I try to respect all who have dietary issue's and have made the choice to be vegan or vegatarian but people who don't like tomatoes or onions or don't like this or that rub me a little the wrong way when invited to my home for dinner. I do not cater to the picky eaters. I feel I serve enough food and sides that they should be able to find something and have removed people from my invite list only to hear them ask "when are we going to get together again". My brother in law always ask's if the food is organic just as he is sitting down at the table. A few times of that and he wonders why I don't have them over any more. To me this is rude. To come in to someone's home who has been gracious enough to cook for them and complain or give likes and dislikes after the meal or as your serving them is beyond me. I even told a neighbor that he should probably leave when the couple showed up for a dinner party and told me he only eats steak upon learning we were having pork for dinner. But, I have at this point whittled out the ingrates and have a great group of foodies that are always welcome at my table.

Reading this back though makes me sound like a tempermental jerk. But I rather be thought of as that then be the person who caters to picky eaters. My whole career has catered to picky eaters.

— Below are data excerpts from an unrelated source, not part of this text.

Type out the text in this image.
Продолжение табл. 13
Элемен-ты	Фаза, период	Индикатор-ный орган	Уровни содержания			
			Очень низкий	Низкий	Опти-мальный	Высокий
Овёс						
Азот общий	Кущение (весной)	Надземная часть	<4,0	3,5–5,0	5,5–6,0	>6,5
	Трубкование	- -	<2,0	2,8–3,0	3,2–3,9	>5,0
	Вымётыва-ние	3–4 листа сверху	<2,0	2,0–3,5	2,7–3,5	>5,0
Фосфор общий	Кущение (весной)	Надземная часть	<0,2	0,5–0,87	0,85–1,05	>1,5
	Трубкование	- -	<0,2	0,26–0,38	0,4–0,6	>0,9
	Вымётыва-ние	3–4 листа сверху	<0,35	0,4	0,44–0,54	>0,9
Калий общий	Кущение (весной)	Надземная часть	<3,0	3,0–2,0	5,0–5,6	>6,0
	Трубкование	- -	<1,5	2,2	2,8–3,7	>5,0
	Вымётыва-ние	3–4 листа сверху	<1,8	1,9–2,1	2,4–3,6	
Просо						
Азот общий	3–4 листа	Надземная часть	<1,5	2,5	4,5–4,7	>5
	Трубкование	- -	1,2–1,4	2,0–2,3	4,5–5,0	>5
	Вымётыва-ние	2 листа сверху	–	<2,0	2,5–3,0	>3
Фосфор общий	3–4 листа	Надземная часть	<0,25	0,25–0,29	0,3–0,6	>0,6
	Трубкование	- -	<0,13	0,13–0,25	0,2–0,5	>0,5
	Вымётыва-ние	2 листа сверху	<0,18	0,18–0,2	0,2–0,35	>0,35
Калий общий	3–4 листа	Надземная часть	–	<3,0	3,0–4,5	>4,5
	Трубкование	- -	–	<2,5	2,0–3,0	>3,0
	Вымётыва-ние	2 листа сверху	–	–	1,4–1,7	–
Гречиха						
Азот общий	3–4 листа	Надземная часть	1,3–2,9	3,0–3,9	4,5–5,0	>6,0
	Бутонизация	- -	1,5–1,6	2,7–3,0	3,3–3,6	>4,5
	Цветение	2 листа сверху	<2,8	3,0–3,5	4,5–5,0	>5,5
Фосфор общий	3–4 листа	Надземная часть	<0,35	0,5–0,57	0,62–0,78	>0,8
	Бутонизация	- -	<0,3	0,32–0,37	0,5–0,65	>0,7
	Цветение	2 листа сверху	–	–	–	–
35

Thanks pierino, that was fun.
SusanCooks March 7, 2011
I think super-picky eaters is one of the results of living in a corporate, big-ag, prepackaged, fast food society. When the most exotic taste a child is exposed to is Taco Bell, why would we expect otherwise? I'm lucky that my husband supports cooking everything we can at home and expecting our kids to be mature about food. That said, he's not a vegetable lover like I am, but over the years I've decided these food biases are sort of intentional. People decide that they don't like a food (usually because they tried one bad example of it, as usaba dashi says) and they're unwilling to let new experiences change their mind. If you can trick the food hater into being open to a new experience, and you make sure the food tastes awesome, it can sometimes work. Case in point: My husband swore he hated zucchini for the first 15 years I knew him. A couple of years ago I found a new zucchini recipe but didnt even try to serve it to him. It was so tasty the kids hated to give up any to let him try it. Scarcity created demand and now he 'kinda likes' zucchini.
Greenstuff March 7, 2011
Fortunately, I do not have this problem in my immediate family. We would happily eat up all the snails in pierino's garden. I do, however, live in a community where everyone has an opinion about everything. So, I've learned that when I invite people over, I should ask about food issues and preferences. Then, I take a deep breath and tell myself, "There is plenty of food that meets these constraints. There is plenty of food that meets these constraints." And there is. I do not dumb down. Mostly, I can accommodate. When a Japanese houseguest asked for A-1 sauce, I couldn't.
TiggyBee March 7, 2011
I should have prefaced that with barring any condition. Huge fan of the anchovy since I learned to cook and think for myself. As a kid, I wouldn't go near them...only because my Mom H-A-T-E-D them. (or so she thought!)
usuba D. March 7, 2011
There was time a time in life that one was grateful for the food put on the table each night . . . you would eat what was in front of you, because it was the polite thing to do. I refuse to kowtow to dinner guests every little like and dislike. . . .I find most times they dislike something because it was either not fresh, not cooked right or of poor quality to begin with. I totally agree with the article in the NY Times the other day---> . . . .grow up wimps, try something different. You might be surprised and like it!
TiggyBee March 7, 2011
This is the best way I can answer this: I think it has to do with what we're exposed to in general. I've yet to make something that my husband hates unless I add too much oregano. Then, I'm screwed.